If Microsoft wants enterprises to accept agents on Windows, MXC cannot be a developer curiosity. It has to show up in the tools administrators already use. It has to integrate with Entra ID, Intune, Defender, Purview, audit logs, conditional access, and whatever third-party security stack the organization has accumulated. It has to be visible when something goes wrong and quiet when nothing does.
The hardest part will be causality. When a human makes a mistake, organizations can usually reconstruct the chain: user clicked link, macro ran, token stolen, mailbox accessed. With agents, the chain may include model output, tool invocation, plugin behavior, retrieved context, policy decisions, and another agent’s response. Audit logs that say “agent performed action” will not be enough.

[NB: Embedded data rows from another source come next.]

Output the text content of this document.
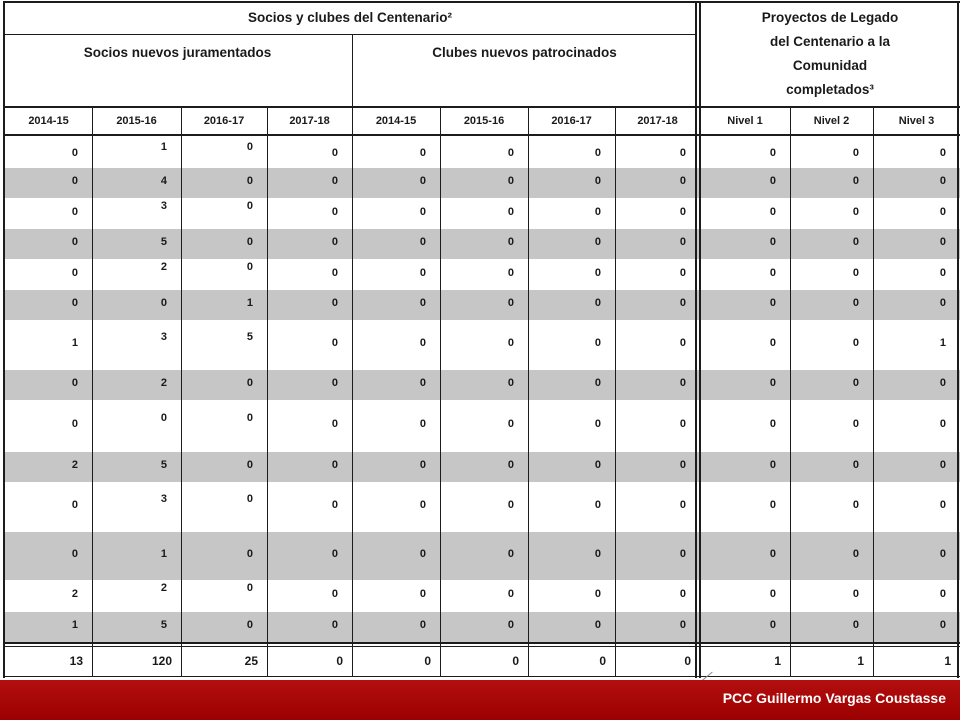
Socios y clubes del Centenario²
Socios nuevos juramentados	Clubes nuevos patrocinados
Proyectos de Legado
del Centenario a la
Comunidad
completados³
2014-15	2015-16	2016-17	2017-18	2014-15	2015-16	2016-17	2017-18	Nivel 1	Nivel 2	Nivel 3
13	120	25	0	0	0	0	0	1	1	1
0	1	0	0	0	0	0	0	0	0	0
0	4	0	0	0	0	0	0	0	0	0
0	3	0	0	0	0	0	0	0	0	0
0	5	0	0	0	0	0	0	0	0	0
0	2	0	0	0	0	0	0	0	0	0
0	0	1	0	0	0	0	0	0	0	0
1	3	5	0	0	0	0	0	0	0	1
0	2	0	0	0	0	0	0	0	0	0
0	0	0	0	0	0	0	0	0	0	0
2	5	0	0	0	0	0	0	0	0	0
0	3	0	0	0	0	0	0	0	0	0
0	1	0	0	0	0	0	0	0	0	0
2	2	0	0	0	0	0	0	0	0	0
1	5	0	0	0	0	0	0	0	0	0
PCC Guillermo Vargas Coustasse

Administrators will need to know what the agent was allowed to see, what it actually saw, what instruction caused the action, which policy permitted it, and whether the user explicitly authorized the workflow or merely installed something that later acted on their behalf. That is a tall order. It is also the price of making agents enterprise software rather than executive-demo software.
The obvious comparison is macros. Microsoft Office macros were transformative, useful, and catastrophically abused. The lesson was not that automation should never exist. The lesson was that automation embedded in trusted workflows becomes security-critical the moment it scales.
That is smart. The AI developer ecosystem has been drifting toward Linux servers, macOS laptops, browser-based tools, and cloud notebooks. Windows remains enormous, but enormity is not the same as developer momentum. If agentic software is the next platform wave, Microsoft cannot afford Windows to be merely compatible.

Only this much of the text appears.